Today, the managers of most immunization programs depend on reports of what happened in their programs up to 12 months ago. Few have accurate indicators of what's happening right now with their vaccine supplies or their cold chain equipment. They have limited or variable visibility into where to find the children who remain unimmunized and what vaccines they require. Often the information collected doesn't help them make better decisions, or is delivered straight to their superiors where it sits, without ever informing actions on the ground. Decisions about where to deploy workers, which health centers require supervisory visits and which communities require mobilization are often based on old or inadequate data, and frequently on no data at all.
Last week in Nairobi, 10 African countries came together to launch the Better Immunization Data (BID) Initiative. This effort, coordinated by the international NGO PATH and supported by the Bill & Melinda Gates Foundation, will support countries to improve immunization system performance by holistically improving multiple aspects of their data systems at scale.
Over the next five years, the BID team will partner with the World Health Organization and work with African countries to change how they collect, transmit and use data to deliver vaccines to those who need them.
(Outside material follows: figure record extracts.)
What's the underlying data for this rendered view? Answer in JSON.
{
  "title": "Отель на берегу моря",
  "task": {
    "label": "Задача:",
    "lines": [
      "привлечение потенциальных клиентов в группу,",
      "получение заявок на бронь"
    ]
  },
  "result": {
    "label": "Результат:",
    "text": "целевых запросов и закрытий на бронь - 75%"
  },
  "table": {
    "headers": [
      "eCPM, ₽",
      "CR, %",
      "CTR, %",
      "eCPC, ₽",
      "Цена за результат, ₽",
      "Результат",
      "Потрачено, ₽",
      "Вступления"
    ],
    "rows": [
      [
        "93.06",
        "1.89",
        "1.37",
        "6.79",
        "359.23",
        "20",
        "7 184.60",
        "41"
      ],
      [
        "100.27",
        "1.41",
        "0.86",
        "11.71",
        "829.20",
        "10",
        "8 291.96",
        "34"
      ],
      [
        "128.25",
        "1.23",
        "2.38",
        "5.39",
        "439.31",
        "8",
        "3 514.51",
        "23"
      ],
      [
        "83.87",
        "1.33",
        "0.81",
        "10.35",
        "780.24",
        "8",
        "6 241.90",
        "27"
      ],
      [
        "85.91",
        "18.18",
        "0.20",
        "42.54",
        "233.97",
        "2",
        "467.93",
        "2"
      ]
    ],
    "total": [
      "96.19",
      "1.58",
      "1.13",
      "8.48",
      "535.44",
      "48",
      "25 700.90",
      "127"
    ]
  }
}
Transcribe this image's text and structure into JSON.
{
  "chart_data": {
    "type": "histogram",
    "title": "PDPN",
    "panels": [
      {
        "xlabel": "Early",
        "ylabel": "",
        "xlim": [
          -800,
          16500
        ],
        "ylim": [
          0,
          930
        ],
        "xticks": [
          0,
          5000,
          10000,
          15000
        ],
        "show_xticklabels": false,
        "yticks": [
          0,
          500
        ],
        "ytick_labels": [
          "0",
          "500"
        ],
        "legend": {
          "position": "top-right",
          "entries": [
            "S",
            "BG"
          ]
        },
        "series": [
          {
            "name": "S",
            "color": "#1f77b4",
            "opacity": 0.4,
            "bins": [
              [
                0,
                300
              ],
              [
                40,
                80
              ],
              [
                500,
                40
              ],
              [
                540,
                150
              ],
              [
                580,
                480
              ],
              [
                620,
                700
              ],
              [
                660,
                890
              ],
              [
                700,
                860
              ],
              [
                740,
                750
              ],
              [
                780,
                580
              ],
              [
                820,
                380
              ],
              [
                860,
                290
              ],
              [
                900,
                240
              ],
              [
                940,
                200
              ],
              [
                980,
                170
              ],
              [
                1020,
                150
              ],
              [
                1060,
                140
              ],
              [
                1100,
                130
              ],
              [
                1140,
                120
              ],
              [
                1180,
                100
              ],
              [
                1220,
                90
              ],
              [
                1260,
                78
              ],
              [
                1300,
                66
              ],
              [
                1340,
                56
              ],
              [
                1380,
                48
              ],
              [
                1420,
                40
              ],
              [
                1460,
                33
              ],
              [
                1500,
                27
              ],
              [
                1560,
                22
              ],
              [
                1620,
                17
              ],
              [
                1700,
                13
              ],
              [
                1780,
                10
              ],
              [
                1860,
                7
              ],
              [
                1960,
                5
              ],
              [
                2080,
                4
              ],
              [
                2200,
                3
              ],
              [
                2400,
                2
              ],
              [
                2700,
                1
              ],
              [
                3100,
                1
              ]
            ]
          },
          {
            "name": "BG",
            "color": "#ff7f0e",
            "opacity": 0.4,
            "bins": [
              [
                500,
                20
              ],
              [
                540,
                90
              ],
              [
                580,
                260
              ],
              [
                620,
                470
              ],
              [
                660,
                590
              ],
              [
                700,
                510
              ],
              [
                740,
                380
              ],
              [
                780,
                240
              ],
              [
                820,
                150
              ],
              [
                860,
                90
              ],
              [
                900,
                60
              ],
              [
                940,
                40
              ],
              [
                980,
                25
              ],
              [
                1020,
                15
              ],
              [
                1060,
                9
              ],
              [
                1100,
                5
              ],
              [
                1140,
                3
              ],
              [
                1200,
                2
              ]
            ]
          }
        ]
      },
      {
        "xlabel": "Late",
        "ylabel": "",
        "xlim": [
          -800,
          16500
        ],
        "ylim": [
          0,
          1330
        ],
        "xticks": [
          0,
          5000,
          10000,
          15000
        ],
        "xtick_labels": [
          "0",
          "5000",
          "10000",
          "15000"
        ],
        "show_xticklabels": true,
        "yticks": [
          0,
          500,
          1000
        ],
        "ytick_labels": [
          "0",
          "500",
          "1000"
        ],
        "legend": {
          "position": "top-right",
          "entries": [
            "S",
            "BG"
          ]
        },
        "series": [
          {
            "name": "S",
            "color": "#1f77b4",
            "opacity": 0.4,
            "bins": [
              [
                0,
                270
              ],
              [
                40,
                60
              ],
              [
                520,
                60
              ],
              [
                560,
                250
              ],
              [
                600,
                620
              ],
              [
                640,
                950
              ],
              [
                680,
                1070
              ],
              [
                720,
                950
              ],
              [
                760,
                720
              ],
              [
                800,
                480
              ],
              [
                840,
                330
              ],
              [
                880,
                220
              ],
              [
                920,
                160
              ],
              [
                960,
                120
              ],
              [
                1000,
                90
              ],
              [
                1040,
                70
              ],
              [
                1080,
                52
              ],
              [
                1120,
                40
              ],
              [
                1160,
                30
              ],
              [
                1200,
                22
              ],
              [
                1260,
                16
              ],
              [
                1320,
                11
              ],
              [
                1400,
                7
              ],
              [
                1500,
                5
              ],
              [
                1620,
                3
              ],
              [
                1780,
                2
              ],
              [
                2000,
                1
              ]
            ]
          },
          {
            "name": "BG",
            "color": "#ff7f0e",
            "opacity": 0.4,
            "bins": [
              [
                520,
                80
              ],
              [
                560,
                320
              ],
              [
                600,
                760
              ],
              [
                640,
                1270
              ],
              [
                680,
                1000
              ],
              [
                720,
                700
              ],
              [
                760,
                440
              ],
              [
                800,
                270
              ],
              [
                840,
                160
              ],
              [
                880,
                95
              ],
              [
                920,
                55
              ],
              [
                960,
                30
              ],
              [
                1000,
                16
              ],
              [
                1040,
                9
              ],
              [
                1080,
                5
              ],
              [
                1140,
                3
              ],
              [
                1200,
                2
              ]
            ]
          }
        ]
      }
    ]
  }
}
Unlike many projects that launch in a limited region, the BID initiative aims to operate at a national level. Collecting targeted data in more efficient ways may turn out to be one of the keys to improved vaccine delivery. Many front-line workers suffer under a heavy burden of data collection and reporting that takes precious time away from their other duties.
In the end, the success of the BID initiative will put the countries squarely in the driver's seat, allowing them to navigate with accurate timely data instead of driving blind. As a result, we expect that health care workers will be freed up from unnecessary tasks, able to focus on important work, and their life-saving efforts will be guided by data.